My brother was in a similar situation and said no for all the reasons above. He put his decision in writing and handed it to the neighbour. The neighbours weren't one bit happy but he was more than happy he had said no. The neighbour had originally put it to him as if he was doing him a favour and increasing the value of his property! He told him of his plans the Thursday before the Monday the job was to start. He planned on removing the fence and building a wall in its place. He told my brother he could use it to build against in future if he wanted. He subsequently allowed him access to his garden to render the wall and they left it a mess with cement on the plants etc. My brother's garden nearly looked like he had a building project going on! No thanks! Let him build on his own side - existing party wall intact and without interference. If he doesn't like it stuff him!


----------



## holly (21 Sep 2007)

I have to say, we bought a house a year ago with the intention of extending. We spoke to the neighbours straight away to ask for permission to remove the existing wall and build up to the boundary, gave them a copy of the plans with measurements, etc. We were fully prepared for them to say no and to have to get our plans redrawn but to our surprise, they said yes. The wall between the gardens was in appalling condition and there was a huge tree on our side blocking the light into their rooms.  We went ahead, putting the gutter on our side by building the wall a little higher than our roof line and leaving a channel between wall and roof – all according to the plans. We made sure that the neighbours side was properly rendered and painted and their deck restored to original condition. It took longer than we planned, so it was probably a pain in the a**  for them, but since it was over the winter, they weren’t using their deck anyway. All done now, they have more light and privacy and everyone is still speaking to each other!


----------



## rrrrrrrrrr (29 Nov 2007)

I would also like to extend my kitchen out into the garden. I would like to build on the party wall as otherwise, the wall inside my new kitchen where the kitchen units would need to go would step in half way along and would look odd.

I have 3 questions....

1...Most of the section of party wall that I would like to replace, is in fact the back wall of my concrete shed, which was built with the house 60 years ago. Infact I think a bit of the concrete roof of my shed overhangs the party wall into my neighbours side (and has done so for 60 years) Does this give me any more rights to the wall? Amn't I just effectively replacing a shed with a kitchen on the same footprint? 

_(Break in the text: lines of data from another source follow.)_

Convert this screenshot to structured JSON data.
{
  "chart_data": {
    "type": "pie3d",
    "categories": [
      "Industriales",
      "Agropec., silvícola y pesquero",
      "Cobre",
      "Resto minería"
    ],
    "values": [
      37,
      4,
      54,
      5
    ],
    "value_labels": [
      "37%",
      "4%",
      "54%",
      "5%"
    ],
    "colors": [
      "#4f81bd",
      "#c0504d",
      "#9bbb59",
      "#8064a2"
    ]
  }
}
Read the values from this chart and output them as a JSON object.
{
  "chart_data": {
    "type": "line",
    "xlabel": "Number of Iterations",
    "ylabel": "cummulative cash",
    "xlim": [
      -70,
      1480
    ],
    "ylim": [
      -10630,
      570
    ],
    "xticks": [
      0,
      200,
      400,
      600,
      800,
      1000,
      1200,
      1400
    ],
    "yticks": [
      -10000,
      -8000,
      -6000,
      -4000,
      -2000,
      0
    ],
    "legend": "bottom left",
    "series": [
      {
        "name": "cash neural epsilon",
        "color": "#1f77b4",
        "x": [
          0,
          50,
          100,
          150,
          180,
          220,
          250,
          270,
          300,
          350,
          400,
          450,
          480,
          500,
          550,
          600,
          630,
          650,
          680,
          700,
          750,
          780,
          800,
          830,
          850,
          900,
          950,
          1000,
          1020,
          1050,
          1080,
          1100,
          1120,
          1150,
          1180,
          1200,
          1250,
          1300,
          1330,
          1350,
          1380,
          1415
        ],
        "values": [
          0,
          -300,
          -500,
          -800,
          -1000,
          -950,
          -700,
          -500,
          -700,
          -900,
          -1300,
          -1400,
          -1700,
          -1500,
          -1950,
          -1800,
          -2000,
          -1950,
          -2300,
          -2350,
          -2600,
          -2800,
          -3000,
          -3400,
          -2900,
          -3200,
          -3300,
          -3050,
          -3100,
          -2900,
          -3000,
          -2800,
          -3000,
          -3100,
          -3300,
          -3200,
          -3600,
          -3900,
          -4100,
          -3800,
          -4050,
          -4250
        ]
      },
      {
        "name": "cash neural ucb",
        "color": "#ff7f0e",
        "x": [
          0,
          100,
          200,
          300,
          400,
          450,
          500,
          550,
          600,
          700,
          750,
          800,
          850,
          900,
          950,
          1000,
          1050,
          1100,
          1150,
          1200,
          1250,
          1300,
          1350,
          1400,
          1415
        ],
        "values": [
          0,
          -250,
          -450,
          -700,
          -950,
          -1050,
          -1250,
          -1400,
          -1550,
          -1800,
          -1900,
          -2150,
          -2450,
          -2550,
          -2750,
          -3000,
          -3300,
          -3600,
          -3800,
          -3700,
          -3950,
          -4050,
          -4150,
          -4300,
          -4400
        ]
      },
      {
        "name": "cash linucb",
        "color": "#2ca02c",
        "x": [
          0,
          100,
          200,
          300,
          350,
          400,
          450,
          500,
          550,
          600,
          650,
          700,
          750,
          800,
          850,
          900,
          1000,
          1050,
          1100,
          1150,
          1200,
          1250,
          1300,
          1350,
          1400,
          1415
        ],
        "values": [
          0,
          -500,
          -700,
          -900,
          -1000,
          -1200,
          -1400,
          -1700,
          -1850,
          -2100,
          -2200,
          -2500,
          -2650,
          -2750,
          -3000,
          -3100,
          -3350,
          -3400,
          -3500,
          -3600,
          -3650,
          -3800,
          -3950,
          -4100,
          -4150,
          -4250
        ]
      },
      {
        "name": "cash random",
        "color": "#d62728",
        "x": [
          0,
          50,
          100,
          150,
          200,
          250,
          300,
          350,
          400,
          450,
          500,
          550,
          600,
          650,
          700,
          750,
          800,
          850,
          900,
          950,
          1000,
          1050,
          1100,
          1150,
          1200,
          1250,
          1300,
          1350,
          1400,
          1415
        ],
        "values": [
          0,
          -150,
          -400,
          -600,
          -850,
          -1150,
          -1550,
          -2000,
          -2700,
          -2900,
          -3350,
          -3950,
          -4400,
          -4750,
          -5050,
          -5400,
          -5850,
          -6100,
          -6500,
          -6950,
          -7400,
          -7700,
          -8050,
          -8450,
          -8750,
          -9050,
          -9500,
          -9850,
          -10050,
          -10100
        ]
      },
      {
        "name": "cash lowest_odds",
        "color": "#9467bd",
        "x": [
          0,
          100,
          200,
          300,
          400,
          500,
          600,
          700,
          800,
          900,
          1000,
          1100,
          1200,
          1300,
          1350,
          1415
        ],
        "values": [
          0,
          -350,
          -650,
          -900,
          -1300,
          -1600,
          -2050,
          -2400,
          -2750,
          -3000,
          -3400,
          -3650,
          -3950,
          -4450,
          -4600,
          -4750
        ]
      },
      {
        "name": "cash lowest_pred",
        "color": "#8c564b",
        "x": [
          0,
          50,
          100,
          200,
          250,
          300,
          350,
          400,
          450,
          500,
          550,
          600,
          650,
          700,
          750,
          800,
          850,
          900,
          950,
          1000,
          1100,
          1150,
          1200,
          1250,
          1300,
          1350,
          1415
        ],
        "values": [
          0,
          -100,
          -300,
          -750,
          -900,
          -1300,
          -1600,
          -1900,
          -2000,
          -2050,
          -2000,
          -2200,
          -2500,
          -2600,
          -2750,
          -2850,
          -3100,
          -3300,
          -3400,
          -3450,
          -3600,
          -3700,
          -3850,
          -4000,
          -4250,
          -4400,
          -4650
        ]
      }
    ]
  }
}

2....Come to think of it, all the walls are original corpo built and as such are fairly bomb proof. Subject to a survey etc, could I actually reuse the existing wall, and just insulate it on my side, add a few blocks on top etc?


3.....Final question... If my neighbour refuses, and I then build up to but not on the existing wall, and then next year my neighbour also decides he wants a similar extension, what's to stop him removing the party wall and putting his new wall there and hence getting the few vital extra inches that he denied me? I could not tell what he is doing as the job would be going on behind my new wall and wouldn't it be petty of me to object to something I can't even see?

I haven't approached my neighbours yet, so maybe they'll be grand about it, but I'd like to have my facts straight first.


----------



## EC-C (1 Aug 2013)

I know its some years since you posted, but curious about the outcome.  I am also planning an extension and looking for clarity on the issue.  I dont wish to build a totally separate wall with a gap between it and the boundary wall and I favour a parapet to prevent overhang or other issues.  Keeping a good relationship with my neighbours is very important.


----------